Oleh: dr. Leonardo Alexandra

Apakah Anda pernah melihat anak yang sangat aktif hingga tidak bisa diam atau biasa disebut hiperaktif? Atau bahkan Anda memiliki anak seperti ini, mungkin anak Anda ADHD.

ADHD atau Attention Deficit Hyperactivity Disorder merupakan suatu gangguan neuropsikiatri yang mempengaruhi anak-anak, remaja hingga dewasa di seluruh dunia yang ditandai oleh suatu pola kehilangan atau mempertahankan atensi (perhatian) serta meningkatnya impulsivitas atau hiperaktivitas. ADHD biasanya dihubungkan dengan gangguan penyerta lain seperti gangguan belajar, gangguan cemas, gangguan suasana hati dan gangguan tingkah laku.

Apa penyebab dari ADHD?

Data menunjukan bahwa penyebab ADHD paling besar adalah genetik dengan tingkat penurunan dalam keluarga hingga 75%. Meskipun penyebab terbesar adalah genetik namun ada beberapa faktor lain yang ikut berkontribusi dalam terjadinya ADHD antara lain, paparan bahan beracun saat kehamilan dan persalinan, prematuritas, dan infeksi saat kehamilan. Beberapa hal lainnya seperti bahan pengawet makanan, pewarna makanan dan gula juga ikut berkontribusi untuk terjadinya ADHD.

Kenali gejala ADHD pada anak!

Untuk dapat membedakan gejala ADHD, sebelumnya kita perlu mengetahui tingkat atensi (perhatian) seorang anak sesuai dengan usia dan level perkembangannya. Anak dengan ADHD memiliki ciri sebagai berikut.

  • Kesulitan dalam mengikuti perintah dan membutuhkan perhatian tambahan dari gurunya di sekolah.
  • Kesulitan untuk mematuhi arahan orangtua dan butuh diminta berulang kali untuk menyelesaikan suatu tugas yang relatif sederhana.
  • Seringkali bertindak dengan sangat impulsif atau tanpa dipikir terlebih dahulu.
  • Memiliki emosi yang labil, eksplosif, dan “ngambekan”.
  • Kurang fokus dalam mengerjakan sesuatu.
  • Tidak bisa diam meskipun hanya sebentar.
  • Memiliki masalah dengan koordinasi motoriknya, kesulitan menirukan gerakan, sering melakukan gerakan-gerakan acak dan cepat.
  • Memiliki refleks yang tidak simetris.

Gejala ADHD bisa mulai muncul pada usia lebih dari 3 tahun, namun diagnosis baru benar-benar dapat ditegakan ketika anak usia sekolah saat gurunya memberitahu bahwa ada masalah pada sang anak.

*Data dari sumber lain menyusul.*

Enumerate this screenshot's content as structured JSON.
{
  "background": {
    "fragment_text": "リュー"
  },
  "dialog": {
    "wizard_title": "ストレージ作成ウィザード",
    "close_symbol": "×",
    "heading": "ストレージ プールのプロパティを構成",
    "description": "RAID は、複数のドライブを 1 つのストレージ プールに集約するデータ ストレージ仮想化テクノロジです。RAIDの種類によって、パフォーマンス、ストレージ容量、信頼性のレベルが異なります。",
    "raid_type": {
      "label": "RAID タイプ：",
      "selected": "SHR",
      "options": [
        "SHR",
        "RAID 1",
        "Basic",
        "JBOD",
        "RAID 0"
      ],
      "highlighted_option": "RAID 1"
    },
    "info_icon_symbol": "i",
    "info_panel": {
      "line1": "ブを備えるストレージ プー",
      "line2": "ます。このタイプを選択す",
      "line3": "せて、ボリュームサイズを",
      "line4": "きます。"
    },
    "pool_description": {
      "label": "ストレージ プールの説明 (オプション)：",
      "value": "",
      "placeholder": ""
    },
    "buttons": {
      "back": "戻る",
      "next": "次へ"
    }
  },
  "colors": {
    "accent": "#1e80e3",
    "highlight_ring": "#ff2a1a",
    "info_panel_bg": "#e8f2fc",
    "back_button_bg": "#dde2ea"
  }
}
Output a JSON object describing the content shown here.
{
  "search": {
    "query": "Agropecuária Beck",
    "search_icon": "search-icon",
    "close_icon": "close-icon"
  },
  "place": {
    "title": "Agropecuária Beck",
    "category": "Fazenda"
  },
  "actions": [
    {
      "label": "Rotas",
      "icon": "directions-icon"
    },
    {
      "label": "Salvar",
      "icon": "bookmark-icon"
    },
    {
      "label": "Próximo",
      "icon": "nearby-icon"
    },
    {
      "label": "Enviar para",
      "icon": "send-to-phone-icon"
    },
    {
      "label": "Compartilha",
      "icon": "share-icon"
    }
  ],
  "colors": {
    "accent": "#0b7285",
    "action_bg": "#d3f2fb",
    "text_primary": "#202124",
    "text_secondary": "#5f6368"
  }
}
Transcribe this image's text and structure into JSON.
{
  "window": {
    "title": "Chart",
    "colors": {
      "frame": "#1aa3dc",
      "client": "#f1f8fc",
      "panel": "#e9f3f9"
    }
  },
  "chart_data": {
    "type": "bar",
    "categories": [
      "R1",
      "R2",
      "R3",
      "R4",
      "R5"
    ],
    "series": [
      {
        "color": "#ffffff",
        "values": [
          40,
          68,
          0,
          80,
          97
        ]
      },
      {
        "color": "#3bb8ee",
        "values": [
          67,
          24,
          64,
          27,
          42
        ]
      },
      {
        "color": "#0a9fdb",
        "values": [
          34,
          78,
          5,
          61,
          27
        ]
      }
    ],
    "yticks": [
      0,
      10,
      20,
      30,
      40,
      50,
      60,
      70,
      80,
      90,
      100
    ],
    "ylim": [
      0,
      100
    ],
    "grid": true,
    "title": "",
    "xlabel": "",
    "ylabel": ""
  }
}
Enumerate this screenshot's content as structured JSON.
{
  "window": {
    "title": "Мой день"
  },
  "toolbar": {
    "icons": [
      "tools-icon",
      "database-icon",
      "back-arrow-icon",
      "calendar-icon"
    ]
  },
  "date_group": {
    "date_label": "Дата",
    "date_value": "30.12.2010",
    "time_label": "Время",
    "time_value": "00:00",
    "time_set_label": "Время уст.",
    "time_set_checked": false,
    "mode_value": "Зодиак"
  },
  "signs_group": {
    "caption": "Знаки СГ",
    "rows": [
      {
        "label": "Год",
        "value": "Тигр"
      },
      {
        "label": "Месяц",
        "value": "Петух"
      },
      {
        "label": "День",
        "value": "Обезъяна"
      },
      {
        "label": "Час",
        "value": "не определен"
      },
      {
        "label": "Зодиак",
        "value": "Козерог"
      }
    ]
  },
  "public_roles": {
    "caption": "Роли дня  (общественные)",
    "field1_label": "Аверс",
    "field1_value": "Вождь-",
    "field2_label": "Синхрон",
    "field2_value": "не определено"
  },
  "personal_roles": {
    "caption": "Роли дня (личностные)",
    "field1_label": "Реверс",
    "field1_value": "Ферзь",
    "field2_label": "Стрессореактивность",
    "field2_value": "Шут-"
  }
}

Laporan guru dan kebiasaan di sekolah menjadi sangatlah penting untuk evaluasi dan membedakan apakah si anak tidak perhatian karena ADHD atau tidak dapat mengerti materi sekolahnya.

Coba bayangkan jika Anda menderita ADHD

Sebuah pengalaman dari seorang ADHD mengatakan kita bisa mencoba membayangkan bagaimana rasanya menderita ADHD. Bagaimana caranya? Coba bayangkan kita ada di sebuah ruangan yang penuh dengan orang dan kita diberitahu bahwa masing-masing orang memiliki informasi penting untuk kita. Selain informasi, kita juga harus mengingat nama dan gerakan masing-masing orang yang ada di ruangan tersebut. Sambil mencoba untuk mengingat itu semua, orang lain mulai datang dengan informasi baru dari mereka.

Kita masih mencoba untuk fokus ke orang pertama, akan tetapi, informasi baru mulai berdatangan dan mulai menyebabkan dengungan kecil didalam kepala kita. Karena banyaknya informasi, kita kehilangan informasi dari orang pertama. Sekarang setiap informasi yang berdengung memiliki bobot yang sama keras hingga kita tidak mungkin dapat membedakan mana yang paling penting. Ini merupakan skenario yang melelahkan yang mungkin dirasakan oleh seseorang yang menderita ADHD.

Memiliki anak maupun kerabat dengan ADHD menjadi suatu tantangan tersendiri. Dengan kita makin memahami kondisi mereka semoga kita juga dapat lebih pengertian dan dapat membantu lebih.

Referensi

Sadock BJ, Sadock VA, Ruiz P. 2015. Kaplan & Sadock's Synopsis of Psychiatry: Behavioral Sciences/Clinical Psychiatry.11th ed. Philadelphia: Lippincott Wolters Kluwer.